Universiteit van Tilburg

Universiteit van Tilburg 15 december 2008

Gedragscodes noodzakelijk bij opstellen contracten bouwprojecten

70 procent van de infrastructuurprojecten voor de aanleg van wegen, spoorwegen, dijken en vliegvelden is te laat klaar en 60 procent ervan kost ook nog eens meer dan gepland. Veel gaat er mis in de samenwerking tussen opdrachtgever en aannemer, door gebrek aan competentie, onvoldoende communicatie en evaluatie van de projectvoortgang. Promovendus en jurist Peter Kamminga schetst hoe een nieuw juridisch kader voor de bouwwereld samenwerking beter kan laten verlopen en conflicten tussen aannemers en opdrachtgevers sterk kunnen verminderen.

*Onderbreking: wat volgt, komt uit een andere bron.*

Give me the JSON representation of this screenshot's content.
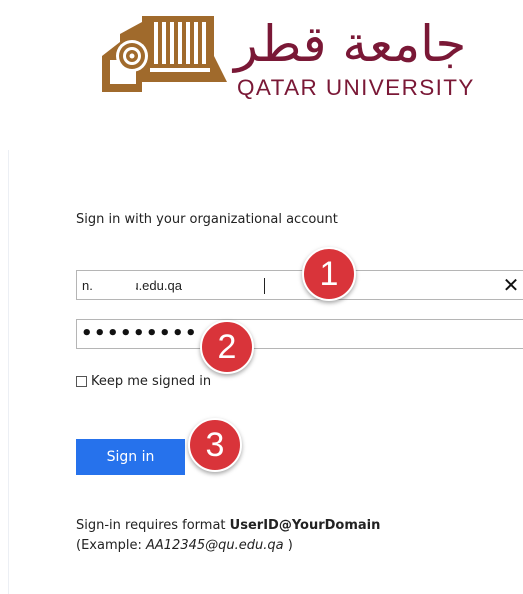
{
  "branding": {
    "arabic_name": "جامعة قطر",
    "english_name": "QATAR UNIVERSITY",
    "brand_color": "#7a1836",
    "emblem_color": "#a06a2c"
  },
  "form": {
    "prompt": "Sign in with your organizational account",
    "username_value": "n.   40@qu.edu.qa",
    "password_mask": "•••••••••",
    "clear_glyph": "✕",
    "keep_signed_in_label": "Keep me signed in",
    "keep_signed_in_checked": false,
    "sign_in_label": "Sign in",
    "sign_in_color": "#2672ec"
  },
  "help": {
    "prefix": "Sign-in requires format ",
    "format": "UserID@YourDomain",
    "example_open": "(Example: ",
    "example_value": "AA12345@qu.edu.qa",
    "example_close": " )"
  },
  "annotations": [
    {
      "label": "1"
    },
    {
      "label": "2"
    },
    {
      "label": "3"
    }
  ],
  "annotation_color": "#d9343a"
}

Verschillen in verwachtingen tussen aannemer en opdrachtgever kunnen leiden tot problemen in de samenwerking na ondertekening van een contract. Hun interactie kan leiden tot negatieve resultaten. Een goede uitvoering van projecten is in de bouwwereld die berucht is om conflicten, de moordende concurrentie en hoge complexiteit geen vanzelfsprekendheid. De huidige contracten bieden blijkbaar niet voldoende garantie voor succes.
Niet alleen contracten maar verschillende andere factoren beïnvloeden de samenwerking. Psychologische aspecten zoals de beeldvorming van de ander, visies op relaties en machtsverschillen hebben een enorme impact op hoe partijen met elkaar omgaan en of er conflicten ontstaan of niet. Economische aspecten zijn angst voor verlies van reputatie en de mores van de bouwwereld, en de mate van wederzijds vertrouwen.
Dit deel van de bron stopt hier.